Watch Christakis’ TEDx Talk and check out his appearances on CNN, NPR, and CBS News
Children and Screens Applauds Actions of Biden-Harris Administration
to Protect Mental Health, Safety, and Privacy of Youth Online
MAY 23, 2023 – Children and Screens: Institute of Digital Media and Child Development applauds the actions announced today by the Biden-Harris Administration to protect the mental health, safety, and privacy of our nation’s youth online.
“Everyone, regardless of party affiliation, understands we need to put safeguards in place to protect our youth,” said Kris Perry, Executive Director. “We are pleased to see policymakers across the country and at all levels taking critical steps forward to reduce the mental health harms associated with technology and digital media.”

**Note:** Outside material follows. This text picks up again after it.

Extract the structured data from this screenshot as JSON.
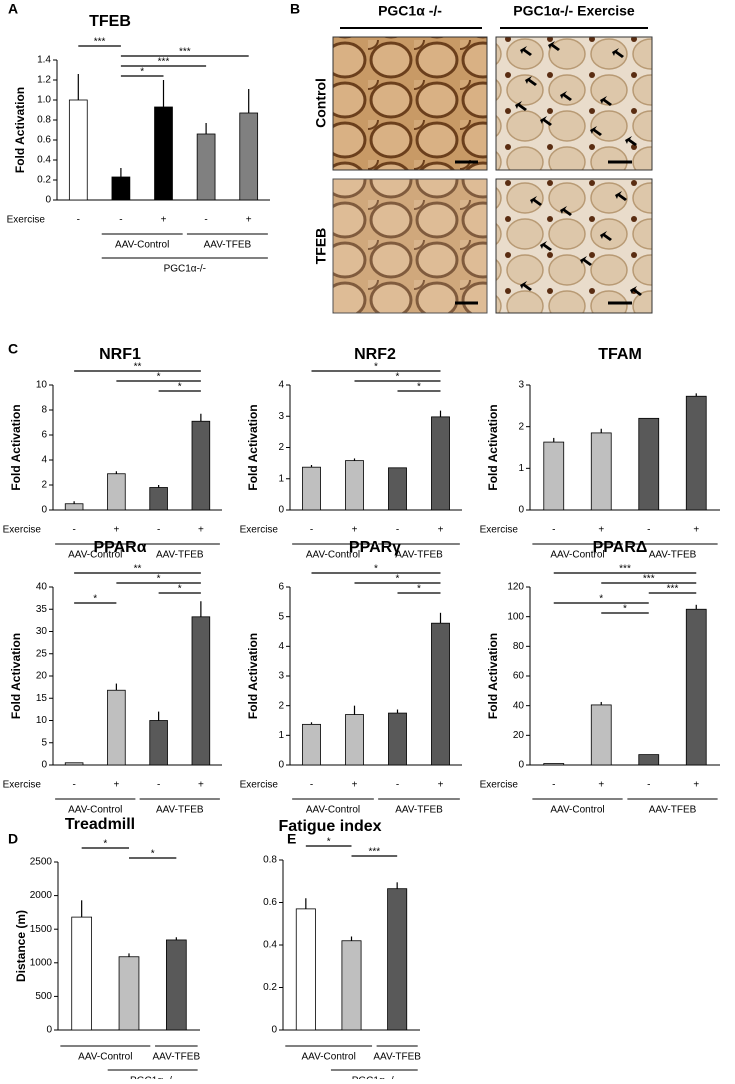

The actions previewed by the announcement include the creation of an interagency, interdisciplinary Task Force to identify current and emerging risks of harm to minors associated with online platforms, as well as potential health benefits of using these platforms. The Task Force will recommend measures and methods for assessing, preventing, and mitigating such harms; develop a research agenda regarding online harms and health benefits to minors; and recommend best practices and technical standards for transparency reports and audits related to online harms to the privacy, health, and safety on children and teenagers. Children and Screens commends the incorporation of diverse expert and stakeholder inputs for the Task Force, as we believe that ongoing, interdisciplinary dialogue is essential to grasping a holistic understanding of technology and digital media’s impacts in the lives of youth.
The Biden-Harris announcement builds on the U.S. Surgeon General’s Advisory on Social Media and Youth Mental Health also released today. Surgeon general advisories are reserved for critical public health issues and this release highlights a growing recognition of the significant impacts of social media use on youth mental health and the need for an evidence-based, safety-first approach moving forward. The advisory outlines steps to mitigate the risk of harm from social media to children and adolescents, including discrete recommendations for researchers, policymakers, technology companies, parents and caregivers, as well as children and adolescents themselves.